Strate pulled a gun and fired seven times, hitting Sidwell five times, including once in the back.
Yengich called the prosecution's claims a theory unsupported by evidence.
As Sidwell came at Strate with the stool, Strate thought not only of that weapon but also of the "veritable arsenal of guns and blow guns and crossbows and darts" in the room, Yengich said.
"He had to make a split-second decision that is often easy to Monday-morning quarterback," Yengich told jurors.
Strate who had a valid concealed-carry permit for the gun is charged in 4th District Court with first-degree felony murder.
His trial is expected to run through Sept. 7 before Judge James Taylor.
According to evidence presented at a March 2010 preliminary hearing, Sidwell had ingested methamphetamine the day of the shooting.

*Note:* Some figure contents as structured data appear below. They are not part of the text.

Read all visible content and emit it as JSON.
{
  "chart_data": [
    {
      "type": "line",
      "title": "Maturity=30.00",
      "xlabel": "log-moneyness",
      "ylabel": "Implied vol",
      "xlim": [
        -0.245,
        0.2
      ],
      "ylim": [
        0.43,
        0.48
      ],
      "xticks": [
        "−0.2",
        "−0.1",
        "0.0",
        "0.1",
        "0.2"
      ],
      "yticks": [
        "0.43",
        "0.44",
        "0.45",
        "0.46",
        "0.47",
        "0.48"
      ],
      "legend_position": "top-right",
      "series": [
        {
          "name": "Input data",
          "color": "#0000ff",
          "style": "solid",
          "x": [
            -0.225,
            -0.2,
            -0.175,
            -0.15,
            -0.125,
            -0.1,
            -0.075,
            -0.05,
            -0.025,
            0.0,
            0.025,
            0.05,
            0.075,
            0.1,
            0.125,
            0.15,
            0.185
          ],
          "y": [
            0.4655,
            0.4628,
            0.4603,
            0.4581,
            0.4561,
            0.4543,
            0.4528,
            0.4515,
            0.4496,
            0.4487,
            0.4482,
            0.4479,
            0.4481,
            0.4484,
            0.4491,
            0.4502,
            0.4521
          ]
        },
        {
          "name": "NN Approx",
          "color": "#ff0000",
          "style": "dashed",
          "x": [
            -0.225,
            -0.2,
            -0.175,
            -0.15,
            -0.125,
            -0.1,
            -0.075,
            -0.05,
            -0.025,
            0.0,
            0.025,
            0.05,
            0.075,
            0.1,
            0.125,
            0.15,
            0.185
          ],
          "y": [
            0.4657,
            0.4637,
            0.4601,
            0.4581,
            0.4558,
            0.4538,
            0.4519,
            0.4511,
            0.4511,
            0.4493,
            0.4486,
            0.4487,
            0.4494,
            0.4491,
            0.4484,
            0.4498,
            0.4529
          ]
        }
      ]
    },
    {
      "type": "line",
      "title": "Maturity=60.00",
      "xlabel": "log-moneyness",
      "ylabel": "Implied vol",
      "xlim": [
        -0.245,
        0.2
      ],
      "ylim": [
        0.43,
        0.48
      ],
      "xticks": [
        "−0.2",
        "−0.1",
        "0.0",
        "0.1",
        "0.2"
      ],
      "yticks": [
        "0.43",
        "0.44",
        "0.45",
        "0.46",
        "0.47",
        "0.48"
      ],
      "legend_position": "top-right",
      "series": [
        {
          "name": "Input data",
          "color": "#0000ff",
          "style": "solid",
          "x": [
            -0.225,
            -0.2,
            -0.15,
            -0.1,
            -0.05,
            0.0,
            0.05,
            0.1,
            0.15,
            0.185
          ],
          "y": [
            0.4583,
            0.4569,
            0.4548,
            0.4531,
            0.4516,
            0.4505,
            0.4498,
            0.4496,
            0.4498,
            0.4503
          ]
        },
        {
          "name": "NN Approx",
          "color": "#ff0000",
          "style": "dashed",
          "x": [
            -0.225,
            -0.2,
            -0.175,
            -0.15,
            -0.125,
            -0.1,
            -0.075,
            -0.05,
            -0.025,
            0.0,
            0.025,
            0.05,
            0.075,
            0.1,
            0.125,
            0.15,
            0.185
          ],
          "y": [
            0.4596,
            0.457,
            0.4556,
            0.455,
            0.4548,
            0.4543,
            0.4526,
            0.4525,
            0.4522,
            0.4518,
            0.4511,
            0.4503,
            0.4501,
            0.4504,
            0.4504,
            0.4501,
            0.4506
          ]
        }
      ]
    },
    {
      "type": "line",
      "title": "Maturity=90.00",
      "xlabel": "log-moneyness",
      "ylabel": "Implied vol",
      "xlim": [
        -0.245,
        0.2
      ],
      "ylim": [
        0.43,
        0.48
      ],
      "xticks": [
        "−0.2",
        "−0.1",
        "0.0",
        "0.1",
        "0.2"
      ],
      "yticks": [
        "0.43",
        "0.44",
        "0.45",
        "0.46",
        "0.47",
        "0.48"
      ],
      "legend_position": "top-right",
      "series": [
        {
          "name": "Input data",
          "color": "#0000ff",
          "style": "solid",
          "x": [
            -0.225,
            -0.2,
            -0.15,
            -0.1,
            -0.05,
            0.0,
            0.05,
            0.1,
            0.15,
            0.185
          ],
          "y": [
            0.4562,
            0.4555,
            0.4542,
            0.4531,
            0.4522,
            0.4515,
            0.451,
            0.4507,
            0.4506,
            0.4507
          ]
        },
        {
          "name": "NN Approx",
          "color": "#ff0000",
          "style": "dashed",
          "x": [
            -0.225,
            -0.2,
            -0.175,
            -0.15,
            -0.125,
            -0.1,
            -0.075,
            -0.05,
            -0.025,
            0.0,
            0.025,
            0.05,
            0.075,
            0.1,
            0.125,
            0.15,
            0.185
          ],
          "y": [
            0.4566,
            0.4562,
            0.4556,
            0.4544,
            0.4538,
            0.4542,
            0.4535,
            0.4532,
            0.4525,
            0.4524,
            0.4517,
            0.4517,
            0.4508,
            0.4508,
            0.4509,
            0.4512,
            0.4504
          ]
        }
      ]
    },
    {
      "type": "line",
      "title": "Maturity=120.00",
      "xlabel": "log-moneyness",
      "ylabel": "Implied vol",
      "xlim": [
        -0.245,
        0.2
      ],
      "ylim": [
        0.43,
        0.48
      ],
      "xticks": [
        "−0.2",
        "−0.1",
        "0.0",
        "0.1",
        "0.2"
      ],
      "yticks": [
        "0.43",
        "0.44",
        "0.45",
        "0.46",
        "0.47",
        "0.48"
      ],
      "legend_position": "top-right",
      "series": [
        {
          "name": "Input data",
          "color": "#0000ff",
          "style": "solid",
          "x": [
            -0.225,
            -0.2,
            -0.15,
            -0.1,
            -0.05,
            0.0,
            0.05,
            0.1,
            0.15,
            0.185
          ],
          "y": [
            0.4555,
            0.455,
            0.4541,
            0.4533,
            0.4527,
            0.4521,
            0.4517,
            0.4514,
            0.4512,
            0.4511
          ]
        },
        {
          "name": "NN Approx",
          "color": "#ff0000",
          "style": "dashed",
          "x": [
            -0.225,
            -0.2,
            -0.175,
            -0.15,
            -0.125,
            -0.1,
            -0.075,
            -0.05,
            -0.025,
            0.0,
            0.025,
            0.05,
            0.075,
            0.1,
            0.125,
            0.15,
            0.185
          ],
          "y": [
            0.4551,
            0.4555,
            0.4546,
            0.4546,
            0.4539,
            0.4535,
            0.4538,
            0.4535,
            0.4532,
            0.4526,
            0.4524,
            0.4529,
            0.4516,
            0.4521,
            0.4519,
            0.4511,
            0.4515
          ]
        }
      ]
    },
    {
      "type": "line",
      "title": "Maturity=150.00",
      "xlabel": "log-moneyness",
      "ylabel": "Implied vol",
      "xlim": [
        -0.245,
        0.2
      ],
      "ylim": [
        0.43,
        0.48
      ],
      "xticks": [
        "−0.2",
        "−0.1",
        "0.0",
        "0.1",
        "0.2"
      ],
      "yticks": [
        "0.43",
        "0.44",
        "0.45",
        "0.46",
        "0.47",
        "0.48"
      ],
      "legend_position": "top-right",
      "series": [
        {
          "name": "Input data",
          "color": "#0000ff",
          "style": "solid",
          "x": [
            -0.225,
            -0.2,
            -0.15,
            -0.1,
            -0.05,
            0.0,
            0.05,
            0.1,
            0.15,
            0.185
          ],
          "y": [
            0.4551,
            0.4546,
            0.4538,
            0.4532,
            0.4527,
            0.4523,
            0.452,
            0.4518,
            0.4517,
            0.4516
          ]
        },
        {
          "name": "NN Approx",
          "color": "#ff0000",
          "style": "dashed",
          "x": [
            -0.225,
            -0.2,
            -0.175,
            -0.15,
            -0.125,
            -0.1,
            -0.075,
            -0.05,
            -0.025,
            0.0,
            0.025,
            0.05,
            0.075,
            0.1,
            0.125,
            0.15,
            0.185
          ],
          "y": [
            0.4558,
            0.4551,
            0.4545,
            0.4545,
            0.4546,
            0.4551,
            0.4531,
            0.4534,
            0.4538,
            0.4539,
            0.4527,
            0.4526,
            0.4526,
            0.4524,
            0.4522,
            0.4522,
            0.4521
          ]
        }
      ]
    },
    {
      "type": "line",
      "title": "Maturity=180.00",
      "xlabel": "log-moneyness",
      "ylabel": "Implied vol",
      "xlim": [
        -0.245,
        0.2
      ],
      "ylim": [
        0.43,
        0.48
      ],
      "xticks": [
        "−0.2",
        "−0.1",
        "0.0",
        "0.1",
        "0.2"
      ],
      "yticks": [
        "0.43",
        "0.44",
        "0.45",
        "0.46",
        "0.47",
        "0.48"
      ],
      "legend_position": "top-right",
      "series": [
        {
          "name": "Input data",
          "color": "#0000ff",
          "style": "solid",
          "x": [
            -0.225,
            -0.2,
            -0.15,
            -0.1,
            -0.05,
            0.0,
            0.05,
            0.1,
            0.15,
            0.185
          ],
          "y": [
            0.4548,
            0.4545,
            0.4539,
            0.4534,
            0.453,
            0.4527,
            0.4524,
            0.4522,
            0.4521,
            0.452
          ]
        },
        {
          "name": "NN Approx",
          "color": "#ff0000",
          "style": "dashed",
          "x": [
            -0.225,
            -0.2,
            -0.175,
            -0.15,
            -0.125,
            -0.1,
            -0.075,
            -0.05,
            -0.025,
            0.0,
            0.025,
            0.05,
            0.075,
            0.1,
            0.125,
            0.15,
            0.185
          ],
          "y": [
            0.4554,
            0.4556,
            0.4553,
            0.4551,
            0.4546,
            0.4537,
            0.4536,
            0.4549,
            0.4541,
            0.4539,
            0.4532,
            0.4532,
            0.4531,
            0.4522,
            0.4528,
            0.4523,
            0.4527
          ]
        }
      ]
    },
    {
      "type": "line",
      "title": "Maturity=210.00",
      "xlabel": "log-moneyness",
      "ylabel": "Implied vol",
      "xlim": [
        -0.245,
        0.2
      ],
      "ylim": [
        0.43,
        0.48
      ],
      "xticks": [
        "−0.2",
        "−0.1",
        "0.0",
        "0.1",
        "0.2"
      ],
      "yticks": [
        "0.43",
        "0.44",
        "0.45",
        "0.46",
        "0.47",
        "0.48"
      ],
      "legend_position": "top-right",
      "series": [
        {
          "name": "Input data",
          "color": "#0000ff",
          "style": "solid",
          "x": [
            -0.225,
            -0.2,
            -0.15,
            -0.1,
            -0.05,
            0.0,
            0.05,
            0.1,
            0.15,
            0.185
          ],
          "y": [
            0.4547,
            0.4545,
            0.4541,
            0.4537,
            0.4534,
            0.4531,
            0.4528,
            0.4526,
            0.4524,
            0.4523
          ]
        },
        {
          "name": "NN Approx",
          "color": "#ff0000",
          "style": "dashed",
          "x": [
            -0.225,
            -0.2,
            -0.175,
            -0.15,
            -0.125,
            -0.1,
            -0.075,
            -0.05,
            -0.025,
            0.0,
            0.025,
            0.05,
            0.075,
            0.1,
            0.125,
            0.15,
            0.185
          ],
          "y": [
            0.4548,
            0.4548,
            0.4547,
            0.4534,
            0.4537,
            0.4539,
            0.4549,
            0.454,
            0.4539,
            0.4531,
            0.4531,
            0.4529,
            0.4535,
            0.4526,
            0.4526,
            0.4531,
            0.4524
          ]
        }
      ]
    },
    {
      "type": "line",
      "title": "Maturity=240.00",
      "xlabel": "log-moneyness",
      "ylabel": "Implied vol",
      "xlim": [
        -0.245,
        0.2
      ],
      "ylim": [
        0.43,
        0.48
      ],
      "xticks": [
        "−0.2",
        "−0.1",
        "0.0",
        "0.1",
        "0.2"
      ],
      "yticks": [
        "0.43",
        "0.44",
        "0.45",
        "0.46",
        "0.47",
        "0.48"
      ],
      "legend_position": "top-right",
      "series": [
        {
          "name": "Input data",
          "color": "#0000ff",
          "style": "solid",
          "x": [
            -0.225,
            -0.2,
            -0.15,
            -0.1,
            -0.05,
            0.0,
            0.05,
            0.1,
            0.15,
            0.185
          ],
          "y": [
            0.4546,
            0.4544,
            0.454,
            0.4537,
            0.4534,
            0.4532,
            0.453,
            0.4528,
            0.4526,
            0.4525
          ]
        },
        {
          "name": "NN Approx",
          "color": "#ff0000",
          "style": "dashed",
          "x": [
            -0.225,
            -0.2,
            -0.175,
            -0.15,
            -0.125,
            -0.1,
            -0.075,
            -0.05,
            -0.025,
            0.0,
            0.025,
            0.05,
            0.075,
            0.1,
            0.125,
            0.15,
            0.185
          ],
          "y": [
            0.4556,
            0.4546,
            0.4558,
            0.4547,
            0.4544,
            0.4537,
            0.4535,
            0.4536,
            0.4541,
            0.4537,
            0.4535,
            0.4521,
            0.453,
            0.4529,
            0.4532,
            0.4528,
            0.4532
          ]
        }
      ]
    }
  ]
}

A paramedic who responded to the shooting testified Tuesday that Strate's mother-in-law, Laverne Sidwell, told him Strate "came in like a bull" looking for Marvin Sidwell. But on the witness stand, she had only good things to say about her son-in-law, calling him a "peacemaker." Strate, the owner of Strate Crane Service, gave his brother-in-law money and helped him find jobs, she said.
"There's been times [Strate] has been better to me than my own sons," she said. "I still love him."